Holiday can be more than that. The Bucks need him to be if they want to have a chance of slowing down Paul, who has created a whopping 122 points via score or assist over his past two games, or Booker, who shot just 8-for-21 from the field in Game 1 but worked his way to 10 free throws and added six assists. (Or, for that matter, Ayton, who shot 80 percent from the floor on a steady diet of high-low passes after sealing a smaller defender and alley-oops after rolling hard to the rim.)
Milwaukee’s path to tying the series starts with making life tougher on Paul and Booker up top. Maybe that’s through sprinkling in more cranked-up coverages, like deploying an occasional trap to try to force the ball into the hands of a less experienced playmaker—say, Ayton—on the short roll, or testing out a hedge-and-recover scheme. Increased aggression, however, brings increased risk: While those approaches could put more pressure on the ball, they definitely would put more pressure on Milwaukee’s back-line defenders to rotate on a string to keep Paul and Co. from picking them apart. Just ask Denver what happens when Phoenix gets a good look at your high hedge and you’re not airtight on the back end; the Suns averaged nine corner 3-point tries per game against the Nuggets, drilling 40 percent of them in a four-game sweep.
It’s also possible that the Bucks review Game 1 and think that the no. 1 defense in this postseason needs revision rather than revolution.

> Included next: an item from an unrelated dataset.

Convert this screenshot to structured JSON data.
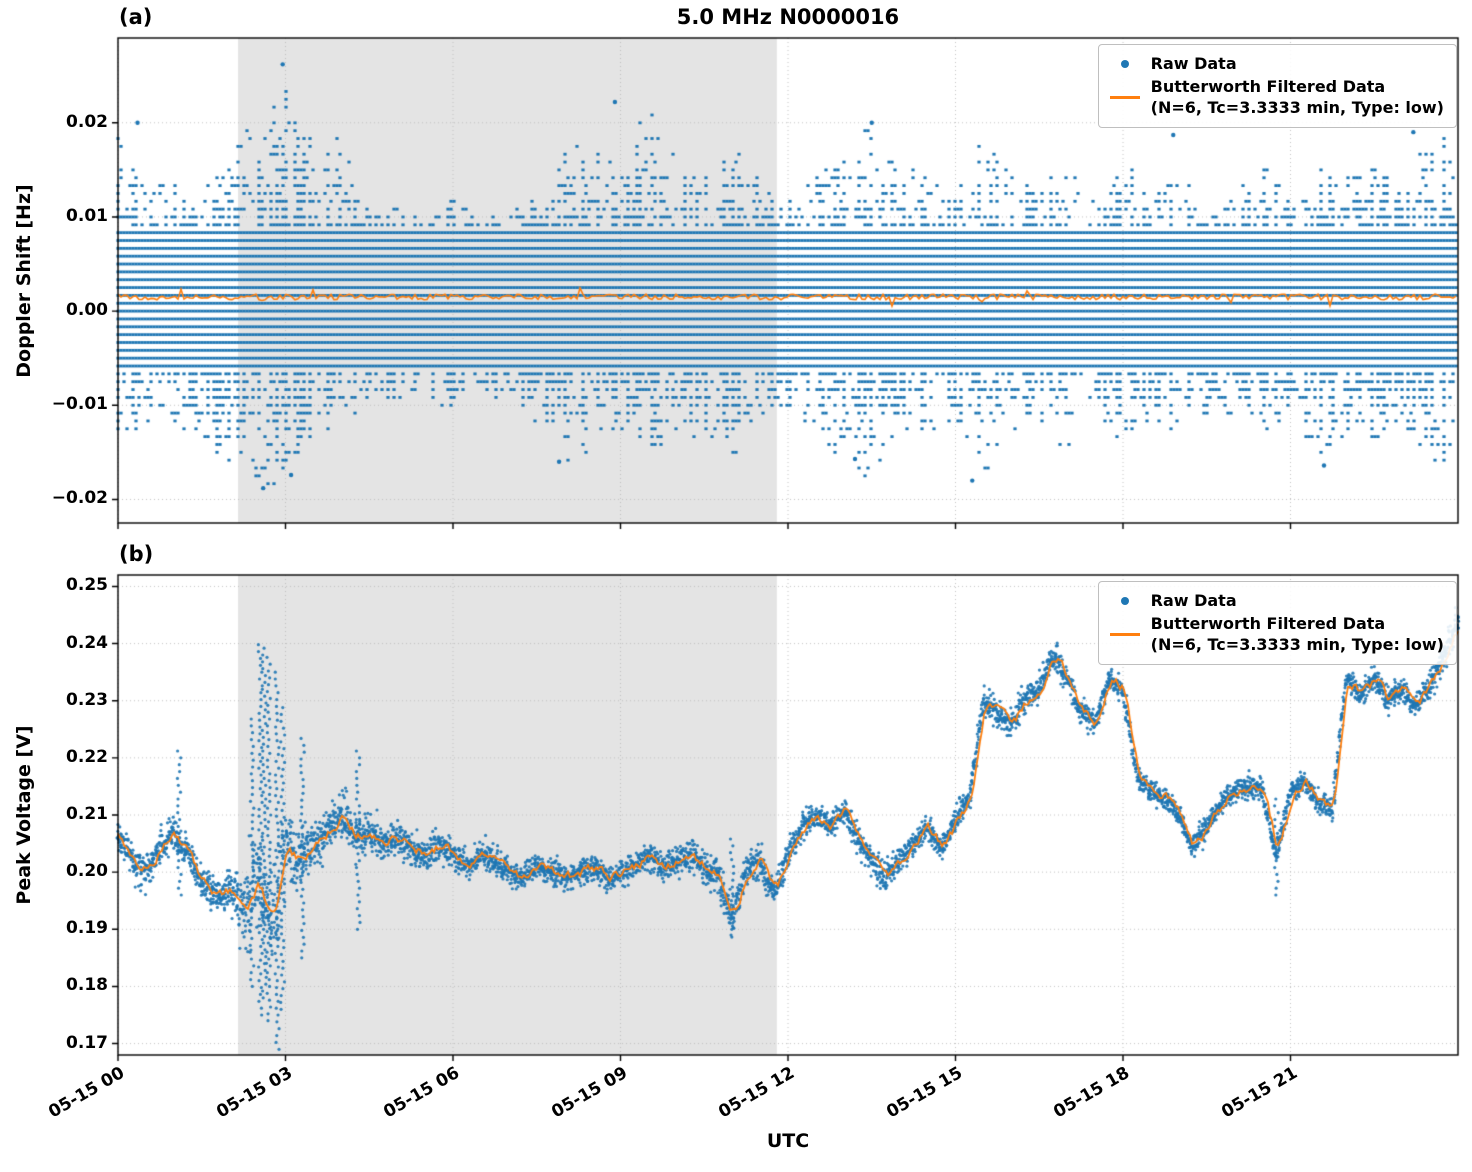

Maybe they stick with switching, but do it more selectively—empowering Holiday, for example, to do his damnedest to stick with his man through every pick and redirect, rather than simply giving up the soft handoff to Lopez or Bobby Portis in space. Maybe they go back to drop coverage, but try to emphasize greater connectivity—Holiday and the other Bucks guards more aggressively chasing the Phoenix ball handlers over the top of the screens, while the bigs come up a step or two closer to the ball and look to use their length to prevent Paul and Booker from getting to their preferred spots unbothered.
It’s not the cleverest adjustment there is, I’ll grant, but sometimes just doing what you already do well a little better can be pretty powerful. Make the opposing top guns a bit less comfortable, get a bit more on offense from Holiday, don’t miss 19 shots in the paint, find a way to narrow a 25-9 Phoenix edge on made free throws, and Milwaukee will be in business, with a shot to steal home-court advantage and give its brightest ray of hope—the 6-foot-11 Greek god who may only get stronger once he gets his sea legs again—a better chance to shine.